Oltre Nadal: ecco come la Spagna sforna talenti
Che fanno capo a un ex big, clima favorevole, psicologi, riconversione al veloce e melting pot: così nascono le star
Beato il paese che non ha bisogno di eroi, scriveva Brecht. E beato il paese che quando Nadal fa cilecca sull’erba, peraltro dopo aver dominato al Roland Garros per la 10a volta, trova una Muguruza capace di vincere a Wimbledon dopo averci giocato la finale anche due anni fa.
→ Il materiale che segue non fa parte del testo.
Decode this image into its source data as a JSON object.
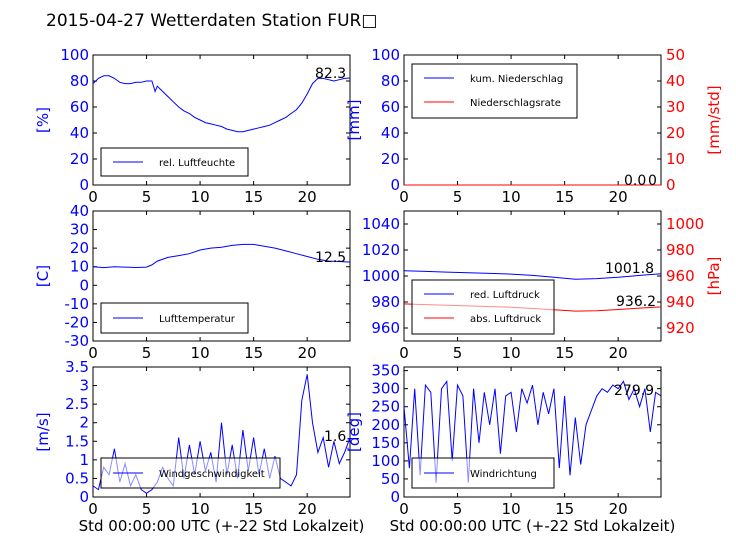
{
  "page_title": "2015-04-27 Wetterdaten Station FUR□",
  "colors": {
    "primary": "#0000ff",
    "secondary": "#ff0000",
    "text": "#000000"
  },
  "chart_data": [
    {
      "id": "humidity",
      "type": "line",
      "ylabel": "[%]",
      "xlim": [
        0,
        24
      ],
      "ylim": [
        0,
        100
      ],
      "xticks": [
        0,
        5,
        10,
        15,
        20
      ],
      "yticks": [
        0,
        20,
        40,
        60,
        80,
        100
      ],
      "legend": [
        "rel. Luftfeuchte"
      ],
      "annotation": "82.3",
      "series": [
        {
          "name": "rel. Luftfeuchte",
          "axis": "left",
          "color": "#0000ff",
          "x": [
            0,
            0.5,
            1,
            1.5,
            2,
            2.5,
            3,
            3.5,
            4,
            4.5,
            5,
            5.5,
            5.8,
            6,
            6.5,
            7,
            7.5,
            8,
            8.5,
            9,
            9.5,
            10,
            10.5,
            11,
            11.5,
            12,
            12.5,
            13,
            13.5,
            14,
            14.5,
            15,
            15.5,
            16,
            16.5,
            17,
            17.5,
            18,
            18.5,
            19,
            19.5,
            20,
            20.5,
            21,
            21.5,
            22,
            22.5,
            23,
            23.5,
            24
          ],
          "y": [
            78,
            82,
            84,
            84,
            82,
            79,
            78,
            78,
            79,
            79,
            80,
            80,
            72,
            76,
            72,
            68,
            64,
            60,
            57,
            55,
            52,
            50,
            48,
            47,
            46,
            45,
            43,
            42,
            41,
            41,
            42,
            43,
            44,
            45,
            46,
            48,
            50,
            52,
            55,
            58,
            63,
            70,
            78,
            82,
            82,
            81,
            80,
            81,
            82,
            82.3
          ]
        }
      ]
    },
    {
      "id": "precipitation",
      "type": "line",
      "ylabel": "[mm]",
      "y2label": "[mm/std]",
      "xlim": [
        0,
        24
      ],
      "ylim": [
        0,
        100
      ],
      "y2lim": [
        0,
        50
      ],
      "xticks": [
        0,
        5,
        10,
        15,
        20
      ],
      "yticks": [
        0,
        20,
        40,
        60,
        80,
        100
      ],
      "y2ticks": [
        0,
        10,
        20,
        30,
        40,
        50
      ],
      "legend": [
        "kum. Niederschlag",
        "Niederschlagsrate"
      ],
      "annotation": "0.0",
      "annotation2": "0",
      "series": [
        {
          "name": "kum. Niederschlag",
          "axis": "left",
          "color": "#0000ff",
          "x": [
            0,
            24
          ],
          "y": [
            0,
            0
          ]
        },
        {
          "name": "Niederschlagsrate",
          "axis": "right",
          "color": "#ff0000",
          "x": [
            0,
            24
          ],
          "y": [
            0,
            0
          ]
        }
      ]
    },
    {
      "id": "temperature",
      "type": "line",
      "ylabel": "[C]",
      "xlim": [
        0,
        24
      ],
      "ylim": [
        -30,
        40
      ],
      "xticks": [
        0,
        5,
        10,
        15,
        20
      ],
      "yticks": [
        -30,
        -20,
        -10,
        0,
        10,
        20,
        30,
        40
      ],
      "legend": [
        "Lufttemperatur"
      ],
      "annotation": "12.5",
      "series": [
        {
          "name": "Lufttemperatur",
          "axis": "left",
          "color": "#0000ff",
          "x": [
            0,
            1,
            2,
            3,
            4,
            5,
            5.5,
            6,
            7,
            8,
            9,
            10,
            11,
            12,
            13,
            14,
            15,
            16,
            17,
            18,
            19,
            20,
            21,
            22,
            23,
            24
          ],
          "y": [
            10.0,
            9.5,
            10.0,
            9.8,
            9.6,
            9.8,
            11.0,
            13.0,
            15.0,
            16.0,
            17.0,
            19.0,
            20.0,
            20.5,
            21.5,
            22.0,
            22.0,
            21.0,
            20.0,
            18.5,
            17.0,
            15.5,
            14.0,
            13.0,
            12.8,
            12.5
          ]
        }
      ]
    },
    {
      "id": "pressure",
      "type": "line",
      "ylabel": "",
      "y2label": "[hPa]",
      "xlim": [
        0,
        24
      ],
      "ylim": [
        950,
        1050
      ],
      "y2lim": [
        910,
        1010
      ],
      "xticks": [
        0,
        5,
        10,
        15,
        20
      ],
      "yticks": [
        960,
        980,
        1000,
        1020,
        1040
      ],
      "y2ticks": [
        920,
        940,
        960,
        980,
        1000
      ],
      "legend": [
        "red. Luftdruck",
        "abs. Luftdruck"
      ],
      "annotation": "1001.8",
      "annotation2": "936.2",
      "series": [
        {
          "name": "red. Luftdruck",
          "axis": "left",
          "color": "#0000ff",
          "x": [
            0,
            2,
            4,
            6,
            8,
            10,
            12,
            14,
            16,
            18,
            20,
            22,
            24
          ],
          "y": [
            1004,
            1003.5,
            1003,
            1002.5,
            1002,
            1001.5,
            1000.5,
            999,
            997.5,
            998,
            999,
            1000.5,
            1001.8
          ]
        },
        {
          "name": "abs. Luftdruck",
          "axis": "right",
          "color": "#ff0000",
          "x": [
            0,
            2,
            4,
            6,
            8,
            10,
            12,
            14,
            16,
            18,
            20,
            22,
            24
          ],
          "y": [
            938.5,
            938,
            937.5,
            937,
            936.5,
            936,
            935,
            934,
            933,
            933.2,
            934.2,
            935.3,
            936.2
          ]
        }
      ]
    },
    {
      "id": "wind_speed",
      "type": "line",
      "ylabel": "[m/s]",
      "xlabel": "Std 00:00:00 UTC (+-22 Std Lokalzeit)",
      "xlim": [
        0,
        24
      ],
      "ylim": [
        0,
        3.5
      ],
      "xticks": [
        0,
        5,
        10,
        15,
        20
      ],
      "yticks": [
        0,
        0.5,
        1.0,
        1.5,
        2.0,
        2.5,
        3.0,
        3.5
      ],
      "legend": [
        "Windgeschwindigkeit"
      ],
      "annotation": "1.6",
      "series": [
        {
          "name": "Windgeschwindigkeit",
          "axis": "left",
          "color": "#0000ff",
          "x": [
            0,
            0.5,
            1,
            1.5,
            2,
            2.5,
            3,
            3.5,
            4,
            4.5,
            5,
            5.5,
            6,
            6.5,
            7,
            7.5,
            8,
            8.5,
            9,
            9.5,
            10,
            10.5,
            11,
            11.5,
            12,
            12.5,
            13,
            13.5,
            14,
            14.5,
            15,
            15.5,
            16,
            16.5,
            17,
            17.5,
            18,
            18.5,
            19,
            19.5,
            20,
            20.5,
            21,
            21.5,
            22,
            22.5,
            23,
            23.5,
            24
          ],
          "y": [
            0.3,
            0.2,
            0.8,
            0.6,
            1.3,
            0.4,
            0.9,
            0.3,
            0.6,
            0.2,
            0.1,
            0.2,
            0.4,
            0.8,
            0.5,
            0.3,
            1.6,
            0.5,
            1.4,
            0.6,
            1.5,
            0.7,
            1.2,
            0.4,
            2.0,
            0.6,
            1.4,
            0.5,
            1.8,
            0.7,
            1.6,
            0.6,
            1.3,
            0.5,
            1.1,
            0.5,
            0.4,
            0.3,
            0.6,
            2.6,
            3.3,
            2.0,
            1.2,
            1.6,
            0.8,
            1.5,
            0.9,
            1.2,
            1.6
          ]
        }
      ]
    },
    {
      "id": "wind_direction",
      "type": "line",
      "ylabel": "[deg]",
      "xlabel": "Std 00:00:00 UTC (+-22 Std Lokalzeit)",
      "xlim": [
        0,
        24
      ],
      "ylim": [
        0,
        360
      ],
      "xticks": [
        0,
        5,
        10,
        15,
        20
      ],
      "yticks": [
        0,
        50,
        100,
        150,
        200,
        250,
        300,
        350
      ],
      "legend": [
        "Windrichtung"
      ],
      "annotation": "279.9",
      "series": [
        {
          "name": "Windrichtung",
          "axis": "left",
          "color": "#0000ff",
          "x": [
            0,
            0.5,
            1,
            1.5,
            2,
            2.5,
            3,
            3.5,
            4,
            4.5,
            5,
            5.5,
            6,
            6.5,
            7,
            7.5,
            8,
            8.5,
            9,
            9.5,
            10,
            10.5,
            11,
            11.5,
            12,
            12.5,
            13,
            13.5,
            14,
            14.5,
            15,
            15.5,
            16,
            16.5,
            17,
            17.5,
            18,
            18.5,
            19,
            19.5,
            20,
            20.5,
            21,
            21.5,
            22,
            22.5,
            23,
            23.5,
            24
          ],
          "y": [
            250,
            80,
            300,
            60,
            310,
            290,
            40,
            300,
            320,
            100,
            310,
            280,
            40,
            300,
            150,
            290,
            200,
            300,
            120,
            280,
            290,
            180,
            300,
            260,
            310,
            200,
            290,
            230,
            300,
            80,
            280,
            60,
            220,
            90,
            200,
            240,
            280,
            300,
            290,
            310,
            300,
            320,
            270,
            300,
            250,
            300,
            180,
            290,
            280
          ]
        }
      ]
    }
  ]
}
IL SISTEMA Garbine è l’emblema di come funziona il sistema spagnolo, che ha trovato nelle accademie private le strutture per trasformarsi in un modello di levatura mondiale non solo e non soltanto per la produzione di giocatori di alto livello, ma anche per la preparazione in tutti i suoi aspetti e l’approccio al professionismo. Arrivata a 6 anni dal Venezuela, è stata portata a Barcellona da Luis e Sergio Bruguera. E qui emerge la prima caratteristica vincente: ogni accademia fa di solito capo a un ex grande campione, che funziona da stimolo e guida per i ragazzi. Poi c’è il clima, favorevole tutto l’anno in gran parte del Paese, così da consentire di giocare sempre all’aperto riducendo i costi dei campi indoor. Strutture snelle, magari supportate dalla federazione ma senza essere gestite dalla politica, che comprendono anche un percorso scolastico, determinante per la formazione. Lo psicologo, almeno all’inizio, affianca i maestri e non i ragazzi, in modo da creare un circuito virtuoso per ciascuno, un cammino tecnico e mentale individuale. In Spagna, poi, si dà grande importanza ai tornei juniores, in particolare quelli nazionali, ma dalla prospettiva della loro funzione allenante e non agonistica, almeno fino ai 12-13 anni: così si sottrae pressione ai giovanissimi, non vincolandoli al risultato.
IL FUTURO L’unico limite, fino a qualche anno fa, era in pratica il monopolio dei campi in terra e la conseguente costruzione di atleti adatti soprattutto a quella superficie. La federazione, come quella italiana, ha finanziato una massiccia riconversione al veloce e pure i maestri, in particolare i più giovani, si sono concentrati su altri modelli di gioco. Perché se un Nadal è frutto del cielo, i Carreno Busta, i Ramos e i Bautista si possono programmare e se anche prediligono il rosso, non sono terraioli. Adesso, a innervare il movimento, ci si è messo pure il melting pot: le due principali promesse al maschile, Davidovich Fokina (1999, in finale tra gli Juniores) e Kuhn (2000), sono figli di un ex pugile svedese e di una russa e di un tedesco e una russa. Ma hanno imparato a giocare a tennis in accademia.